Ena había escuchado la última parte de la conversación con extraordinario interés.

—¡Bah! El abuelo está un poco chiflado, me parece. Tan emocionado y lloroso cuando vuelve a ver a mamá después de tenerla lejos, y enseguida ideando que nos marchemos. Yo no quiero irme de Barcelona por ahora… ¡Es una cosa tonta!… Al fin y al cabo, Barcelona es mi pueblo y se puede decir que sólo la conozco desde que se terminó la guerra.

(Me miró rápidamente y yo recogí su mirada, porque sabía que ella se había enamorado por aquellos tiempos y que éste era su argumento supremo y secreto para no querer salir de la ciudad).

Entre mis sábanas, en la calle de Aribau, yo evocaba esta conversación con todos sus detalles y me sacudió la alarma a la idea de separarme de mi amiga cuando me había encariñado con ella. Pensé que los planes de aquel viejo importante 3Á aquel rico abuelo de Ena —movían a demasiada gente y herían demasiados afectos.
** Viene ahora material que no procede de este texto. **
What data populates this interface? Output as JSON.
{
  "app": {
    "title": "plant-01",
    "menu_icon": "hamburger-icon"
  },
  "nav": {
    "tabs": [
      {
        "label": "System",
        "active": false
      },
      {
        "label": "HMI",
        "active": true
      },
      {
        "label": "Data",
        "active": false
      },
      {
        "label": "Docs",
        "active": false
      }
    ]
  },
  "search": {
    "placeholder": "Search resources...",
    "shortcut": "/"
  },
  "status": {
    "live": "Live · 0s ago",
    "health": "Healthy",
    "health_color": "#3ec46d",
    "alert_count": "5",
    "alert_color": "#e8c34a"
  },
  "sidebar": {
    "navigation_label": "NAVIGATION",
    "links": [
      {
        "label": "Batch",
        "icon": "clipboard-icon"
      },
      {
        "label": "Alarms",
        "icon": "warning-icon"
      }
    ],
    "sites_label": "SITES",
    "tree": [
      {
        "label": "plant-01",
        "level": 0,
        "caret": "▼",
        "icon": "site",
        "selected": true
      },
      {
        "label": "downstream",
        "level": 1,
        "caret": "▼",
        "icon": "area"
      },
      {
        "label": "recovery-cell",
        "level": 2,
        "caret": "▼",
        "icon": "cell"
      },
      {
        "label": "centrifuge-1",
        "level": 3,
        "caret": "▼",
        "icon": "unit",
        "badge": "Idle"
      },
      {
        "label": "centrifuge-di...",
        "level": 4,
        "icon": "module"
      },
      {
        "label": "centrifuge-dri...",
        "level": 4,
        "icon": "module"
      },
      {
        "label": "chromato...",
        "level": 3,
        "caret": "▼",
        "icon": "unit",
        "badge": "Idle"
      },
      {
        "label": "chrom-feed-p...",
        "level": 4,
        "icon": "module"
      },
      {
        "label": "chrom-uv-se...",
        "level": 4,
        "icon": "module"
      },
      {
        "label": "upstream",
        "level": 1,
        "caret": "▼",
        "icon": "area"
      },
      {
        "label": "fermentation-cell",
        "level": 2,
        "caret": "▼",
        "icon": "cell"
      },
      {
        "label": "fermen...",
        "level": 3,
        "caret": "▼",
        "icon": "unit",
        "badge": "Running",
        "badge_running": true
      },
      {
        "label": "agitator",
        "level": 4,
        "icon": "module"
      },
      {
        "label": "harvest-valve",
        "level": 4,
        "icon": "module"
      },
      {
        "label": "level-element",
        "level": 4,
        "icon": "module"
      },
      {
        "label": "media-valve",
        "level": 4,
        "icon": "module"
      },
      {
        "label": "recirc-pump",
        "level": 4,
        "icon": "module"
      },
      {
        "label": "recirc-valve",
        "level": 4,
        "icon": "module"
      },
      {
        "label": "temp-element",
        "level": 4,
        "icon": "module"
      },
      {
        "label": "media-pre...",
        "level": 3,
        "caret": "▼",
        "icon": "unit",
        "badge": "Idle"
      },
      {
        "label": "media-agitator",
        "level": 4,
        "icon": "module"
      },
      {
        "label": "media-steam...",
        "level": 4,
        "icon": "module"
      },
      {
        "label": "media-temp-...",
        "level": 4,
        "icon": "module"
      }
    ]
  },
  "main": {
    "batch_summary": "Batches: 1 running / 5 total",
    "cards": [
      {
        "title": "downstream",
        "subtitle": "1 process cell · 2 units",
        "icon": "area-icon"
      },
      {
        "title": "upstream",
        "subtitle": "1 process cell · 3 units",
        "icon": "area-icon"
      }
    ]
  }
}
En la agradable confusión de ideas que precede al sueño se fueron calmando mis temores para ser sustituidos por vagas imágenes de calles libres en la noche. El alto sueño de la catedral volvió a invadirme.

Me dormí agitada con la visión final de los ojos de la madre de Ena, que cuando ya nos despedíamos se habían levantado hacia mí, fugazmente, con una extraña mirada de angustia y temor.

Aquellos ojos se metieron en lo profundo de mi sueño y levantaron pesadillas.